Alfonso Balmori-de la Puente 1, Lídia Escoda 1

This manuscript presents the annotated genome sequence of the European water vole ( Arvicola amphibius), a small semiaquatic rodent distributed across Europe and Asia. Water vole populations of the genus Arvicola have a complex evolution with fossorial and semi-aquatic ecological types (ecotypes), thus this genome sequence can be very convenient to study ecological adaptations in rodents.

The report is well structured and clearly defined. However, there are some parts in the introduction that need to be better clarified.

The controversial taxonomic status of this genus, specifically between A. amphibius and its sister species A. scherman, and the complex genetic structure found in Great Britain is not properly assessed in the introduction. In addition, water voles of the genus Arvicola have broad ecological variability that should be better explained. Based on this, the species and the ecotype analyzed should be identified. In addition, the postglacial colonization events of water voles in the United Kingdom might be explained in more detail. All of these aspects will facilitate the future applications of the specimen sequenced for the conservation of the species.

Are sufficient details of methods and materials provided to allow replication by others?

Yes

Is the rationale for creating the dataset(s) clearly described?

Yes

Are the datasets clearly presented in a useable and accessible format?

Yes

Are the protocols appropriate and is the work technically sound?

Yes

Reviewer Expertise:

Conservation Genomics, Ecology and Evolution

We confirm that we have read this submission and believe that we have an appropriate level of expertise to confirm that it is of an acceptable scientific standard.

Wellcome Open Res. 2022 Apr 29. doi: 10.21956/wellcomeopenres.18475.r50220

Reviewer response for version 1

Petr Kotlik 1

This is a short report presenting an annotated complete genome assembly for the water vole, a small mammal species that is widespread in continental Europe but declining and endangered in Britain. The high-quality genome presented here will be an important resource for studies addressing conservation genomics and other questions about the biology of the water vole.

The manuscript is clearly presented. I have not found any problems in it and therefore have no suggestions for changes.
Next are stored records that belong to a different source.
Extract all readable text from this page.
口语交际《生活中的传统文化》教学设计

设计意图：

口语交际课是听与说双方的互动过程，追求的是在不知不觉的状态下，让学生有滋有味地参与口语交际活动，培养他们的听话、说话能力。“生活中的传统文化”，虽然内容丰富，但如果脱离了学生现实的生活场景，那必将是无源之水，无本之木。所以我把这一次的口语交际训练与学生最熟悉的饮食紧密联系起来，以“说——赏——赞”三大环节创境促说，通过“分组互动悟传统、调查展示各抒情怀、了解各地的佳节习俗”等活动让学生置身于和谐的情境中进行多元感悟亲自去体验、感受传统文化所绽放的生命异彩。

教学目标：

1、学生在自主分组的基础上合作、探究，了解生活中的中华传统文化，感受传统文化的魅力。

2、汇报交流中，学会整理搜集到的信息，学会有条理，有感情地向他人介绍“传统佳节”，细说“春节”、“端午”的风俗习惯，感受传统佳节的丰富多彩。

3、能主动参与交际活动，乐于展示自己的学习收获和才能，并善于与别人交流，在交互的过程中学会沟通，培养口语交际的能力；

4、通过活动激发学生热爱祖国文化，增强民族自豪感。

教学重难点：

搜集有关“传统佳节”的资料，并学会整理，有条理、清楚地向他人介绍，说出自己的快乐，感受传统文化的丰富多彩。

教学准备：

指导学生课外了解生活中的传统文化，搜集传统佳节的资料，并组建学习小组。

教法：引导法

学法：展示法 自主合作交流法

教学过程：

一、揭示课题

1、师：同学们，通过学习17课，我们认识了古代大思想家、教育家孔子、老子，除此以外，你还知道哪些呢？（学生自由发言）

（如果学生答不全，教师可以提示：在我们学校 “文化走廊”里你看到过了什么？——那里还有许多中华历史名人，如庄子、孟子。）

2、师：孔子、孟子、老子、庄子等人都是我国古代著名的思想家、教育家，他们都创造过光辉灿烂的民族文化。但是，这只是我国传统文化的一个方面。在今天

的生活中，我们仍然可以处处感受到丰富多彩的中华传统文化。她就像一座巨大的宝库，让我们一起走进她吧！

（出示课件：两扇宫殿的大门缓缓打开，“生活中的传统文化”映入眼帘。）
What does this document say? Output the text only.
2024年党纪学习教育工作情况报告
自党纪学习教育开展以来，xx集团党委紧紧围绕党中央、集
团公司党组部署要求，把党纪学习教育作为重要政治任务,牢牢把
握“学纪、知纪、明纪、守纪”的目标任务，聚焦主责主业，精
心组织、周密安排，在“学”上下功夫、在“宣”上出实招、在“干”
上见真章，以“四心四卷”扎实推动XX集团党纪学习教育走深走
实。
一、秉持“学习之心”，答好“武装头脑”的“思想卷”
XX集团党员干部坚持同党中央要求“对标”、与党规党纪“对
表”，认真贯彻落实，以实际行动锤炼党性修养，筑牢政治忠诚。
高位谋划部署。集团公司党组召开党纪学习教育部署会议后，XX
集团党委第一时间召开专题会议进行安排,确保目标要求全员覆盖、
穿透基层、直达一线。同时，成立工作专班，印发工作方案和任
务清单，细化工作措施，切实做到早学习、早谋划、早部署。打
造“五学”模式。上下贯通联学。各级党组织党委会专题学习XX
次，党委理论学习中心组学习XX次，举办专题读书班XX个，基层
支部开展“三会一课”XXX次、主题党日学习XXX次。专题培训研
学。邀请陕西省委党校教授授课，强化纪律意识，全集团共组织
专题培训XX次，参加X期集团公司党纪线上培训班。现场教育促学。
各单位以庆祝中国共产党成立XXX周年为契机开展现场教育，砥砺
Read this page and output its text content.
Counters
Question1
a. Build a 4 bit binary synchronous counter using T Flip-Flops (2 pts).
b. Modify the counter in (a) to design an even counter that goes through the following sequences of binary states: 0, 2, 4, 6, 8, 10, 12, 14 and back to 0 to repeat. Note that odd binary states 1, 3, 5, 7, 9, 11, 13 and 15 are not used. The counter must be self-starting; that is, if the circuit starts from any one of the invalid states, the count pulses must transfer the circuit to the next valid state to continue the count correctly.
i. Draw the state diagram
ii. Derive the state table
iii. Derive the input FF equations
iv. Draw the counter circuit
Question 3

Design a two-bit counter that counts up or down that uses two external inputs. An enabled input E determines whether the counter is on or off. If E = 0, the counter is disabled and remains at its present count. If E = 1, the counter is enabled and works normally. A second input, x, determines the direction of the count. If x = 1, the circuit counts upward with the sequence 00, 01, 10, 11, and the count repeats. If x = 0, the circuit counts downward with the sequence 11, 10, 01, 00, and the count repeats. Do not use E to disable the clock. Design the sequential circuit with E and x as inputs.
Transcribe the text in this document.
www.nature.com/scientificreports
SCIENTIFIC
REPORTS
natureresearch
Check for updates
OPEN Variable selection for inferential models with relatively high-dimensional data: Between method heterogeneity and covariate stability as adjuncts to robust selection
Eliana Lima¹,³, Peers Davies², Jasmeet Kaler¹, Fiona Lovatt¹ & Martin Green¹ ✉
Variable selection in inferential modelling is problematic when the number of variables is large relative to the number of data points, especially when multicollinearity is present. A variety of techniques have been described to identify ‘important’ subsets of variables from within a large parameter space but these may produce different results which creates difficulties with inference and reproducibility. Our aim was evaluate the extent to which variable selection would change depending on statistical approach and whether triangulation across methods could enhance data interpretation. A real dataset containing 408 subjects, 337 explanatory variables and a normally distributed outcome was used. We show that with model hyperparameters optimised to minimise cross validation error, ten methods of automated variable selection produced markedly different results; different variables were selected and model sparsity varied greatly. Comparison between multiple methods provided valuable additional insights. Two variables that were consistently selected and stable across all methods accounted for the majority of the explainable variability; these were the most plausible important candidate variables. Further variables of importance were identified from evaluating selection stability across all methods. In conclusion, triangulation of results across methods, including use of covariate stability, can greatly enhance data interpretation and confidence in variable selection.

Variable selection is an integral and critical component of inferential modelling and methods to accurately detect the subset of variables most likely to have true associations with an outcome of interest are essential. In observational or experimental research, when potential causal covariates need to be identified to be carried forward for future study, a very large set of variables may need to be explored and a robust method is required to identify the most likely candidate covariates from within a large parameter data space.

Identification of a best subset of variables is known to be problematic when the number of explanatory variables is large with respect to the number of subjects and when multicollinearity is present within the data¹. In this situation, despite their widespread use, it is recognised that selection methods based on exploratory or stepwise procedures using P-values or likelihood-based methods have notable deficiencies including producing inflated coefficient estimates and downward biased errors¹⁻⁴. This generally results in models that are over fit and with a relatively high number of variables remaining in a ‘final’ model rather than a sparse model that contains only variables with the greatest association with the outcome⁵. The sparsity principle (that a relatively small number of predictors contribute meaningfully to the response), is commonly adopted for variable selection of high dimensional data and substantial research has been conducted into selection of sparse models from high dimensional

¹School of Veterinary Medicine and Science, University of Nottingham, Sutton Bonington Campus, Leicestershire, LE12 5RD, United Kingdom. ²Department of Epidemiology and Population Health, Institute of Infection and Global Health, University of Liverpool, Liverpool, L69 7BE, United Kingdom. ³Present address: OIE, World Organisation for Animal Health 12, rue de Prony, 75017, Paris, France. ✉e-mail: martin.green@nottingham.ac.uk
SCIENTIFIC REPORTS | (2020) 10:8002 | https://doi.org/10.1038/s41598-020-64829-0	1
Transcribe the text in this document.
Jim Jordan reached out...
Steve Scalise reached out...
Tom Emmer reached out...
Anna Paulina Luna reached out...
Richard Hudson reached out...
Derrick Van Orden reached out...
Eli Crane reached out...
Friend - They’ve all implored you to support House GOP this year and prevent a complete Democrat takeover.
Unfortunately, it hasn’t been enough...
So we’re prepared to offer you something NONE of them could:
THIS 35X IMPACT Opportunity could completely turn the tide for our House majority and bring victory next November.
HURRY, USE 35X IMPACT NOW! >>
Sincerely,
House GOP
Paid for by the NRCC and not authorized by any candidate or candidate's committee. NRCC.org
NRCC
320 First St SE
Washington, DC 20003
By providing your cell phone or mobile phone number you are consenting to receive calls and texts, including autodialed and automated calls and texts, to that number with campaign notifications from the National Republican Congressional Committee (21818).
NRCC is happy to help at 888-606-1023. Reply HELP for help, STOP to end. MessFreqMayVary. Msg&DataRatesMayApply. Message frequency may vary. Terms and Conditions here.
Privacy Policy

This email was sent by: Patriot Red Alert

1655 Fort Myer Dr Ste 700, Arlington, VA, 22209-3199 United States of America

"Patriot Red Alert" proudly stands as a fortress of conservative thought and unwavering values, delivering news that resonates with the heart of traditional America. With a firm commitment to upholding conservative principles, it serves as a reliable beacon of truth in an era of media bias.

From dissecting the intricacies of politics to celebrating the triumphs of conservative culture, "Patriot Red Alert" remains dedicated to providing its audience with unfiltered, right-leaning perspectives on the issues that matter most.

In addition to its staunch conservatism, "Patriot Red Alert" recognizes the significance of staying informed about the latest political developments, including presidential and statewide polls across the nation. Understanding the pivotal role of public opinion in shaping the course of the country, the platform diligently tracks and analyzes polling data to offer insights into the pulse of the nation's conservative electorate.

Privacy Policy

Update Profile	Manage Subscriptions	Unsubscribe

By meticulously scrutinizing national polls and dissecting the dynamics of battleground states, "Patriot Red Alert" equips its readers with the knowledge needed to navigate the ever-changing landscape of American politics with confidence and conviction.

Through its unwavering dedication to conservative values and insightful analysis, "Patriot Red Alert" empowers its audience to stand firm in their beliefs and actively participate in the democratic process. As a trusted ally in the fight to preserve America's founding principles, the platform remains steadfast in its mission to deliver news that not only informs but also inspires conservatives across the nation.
Are sufficient details of methods and materials provided to allow replication by others?

Yes

Is the rationale for creating the dataset(s) clearly described?

Yes

Are the datasets clearly presented in a useable and accessible format?

Yes

Are the protocols appropriate and is the work technically sound?

Yes

Reviewer Expertise:

Evolutionary biology, population genomics, zoology, vertebrates

I confirm that I have read this submission and believe that I have an appropriate level of expertise to confirm that it is of an acceptable scientific standard.

Associated Data

    This section collects any data citations, data availability statements, or supplementary materials included in this article.

    Data Availability Statement

    Underlying data

    European Nucleotide Archive: Arvicola amphibius (European water vole) genome assembly, mArvAmp1. Accession number PRJEB39550.

    The genome sequence is released openly for reuse. The Arvicola amphibius genome sequencing initiative is part of the Wellcome Sanger Institute’s “ 25 genomes for 25 years” project. It is also part of the Vertebrate Genome Project (VGP) ordinal references programme and the Darwin Tree of Life (DToL) project. All raw data and the assembly have been deposited in the ENA. The genome will be annotated and presented through the Ensembl pipeline at the European Bioinformatics Institute. Raw data and assembly accession identifiers are reported in Table 1.